As early as 1900 the Supreme Court in Guillory v. Avoyelles Ry. Co., 104 La. 11, 28 So. 899 (1900) differentiated between prescription and peremption when it said:

“Statutes of prescription simply bar the remedy. Statutes of peremption destroy the cause of action itself. That is to say, after the limit of time expires the cause of action no longer exists; it is lost.”

We must conclude, therefore, that such differentiation was known to the drafters of the 1921 and the 1974 Constitutions. Knowing this distinction, had the drafters of these constitutions wished to exclude the state from the application of the theory of peremption, they could have so expressed themselves, as they did with the state’s exclusion from prescription.

Additionally, in Pichot v. Recorder of Mortgages, 2 McGloin 68 (La.App. Orl. Cir. 1884), suit was filed seeking a writ of mandamus to have erased an inscription for taxes for the year 1871. The tax was recorded on January 4, 1873, and suit was filed on March 21, 1883. It was the contention of plaintiff that the tax had prescribed by ten years, and it was the duty of the recorder to cancel the inscription. The state argued that taxes being a forced contribution, prescription does not apply and further, that prescription does not run against the state.

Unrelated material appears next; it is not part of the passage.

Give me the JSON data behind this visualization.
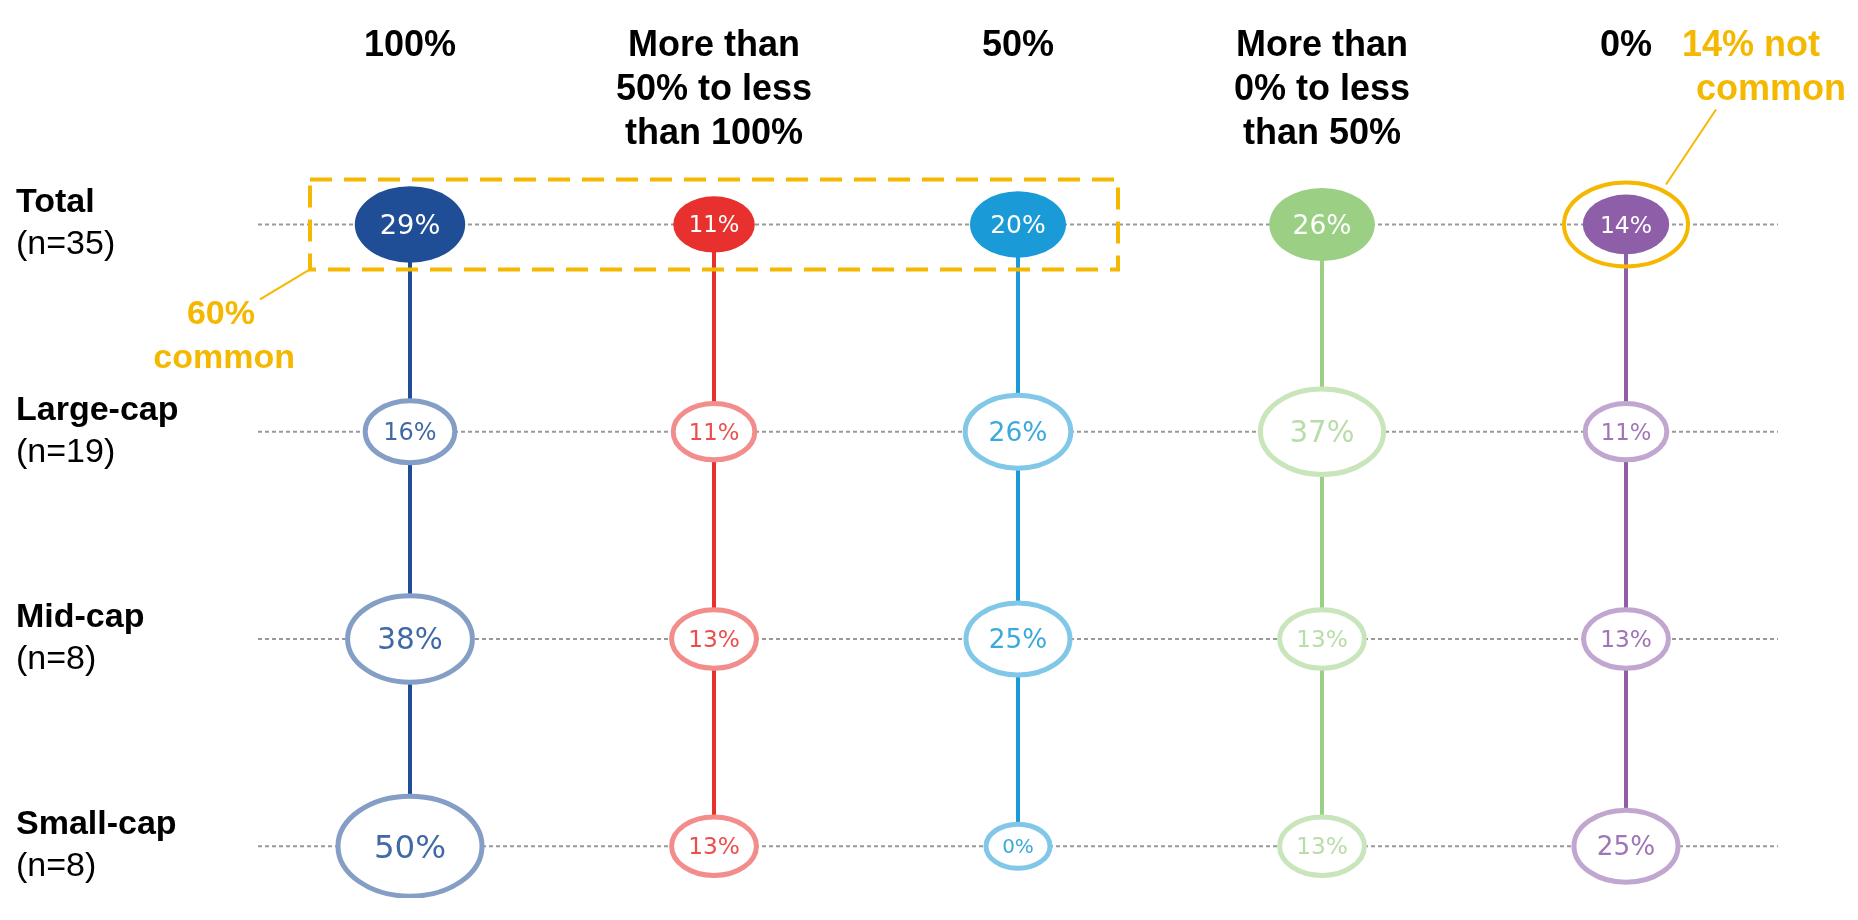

In concluding that Civil Code Art. 3369 was applicable the Court said:

“We have not in any manner touched upon the question of prescription as against the State. The lapsing of a mortgage for failure to reinscribe, is not, strictly speaking, a matter or question of prescription. The mortgage is not necessarily a part of the debt; it is only an accessory right. The personal obligation may stand, though the mortgage perish. The plaintiff in this case is a third person, and it does not result at all from our decision that the State has no further recourse against the original debtor. In other words, we are not called upon to decree prescription against this debt or force contribution, whatever it may be. We simply hold, that to maintain the necessary right of mortgage, certain formalities were necessary, and that these not having been complied with, the accessory right is perempted.” (Emphasis supplied).

We thus conclude as our brethren did years ago that there exists no constitutional prohibition of the application of LSA-C.C. art. 3369 as against the state. We know of no compelling reasons why the theory of peremption should not be applicable as against the state. To disallow the application of LSA-C.C. art. 3369 would cause disruption to the settled law and jurisprudence affecting title transfers in this state. If LSA-C.C. art. 3369 is not applicable, once a tax assessment is recorded, it would then forever attach to property the tax debtor then owned or in the future owned, regardless of the length of years transpiring. This then would necessitate a search of the mortgage records dating back to acquisition from the sovereign.

Therefore, for the above and foregoing reasons the judgment of the Trial Court is affirmed with the defendant-appellant to pay all costs as allowed by law.

AFFIRMED.

. The Department of Revenue, including the office of Collector of Revenue was abolished and the powers, duties, functions and responsibilities were transferred to the Secretary of and the Department of Revenue and Taxation. LSA-R.S. 36:451 et seq.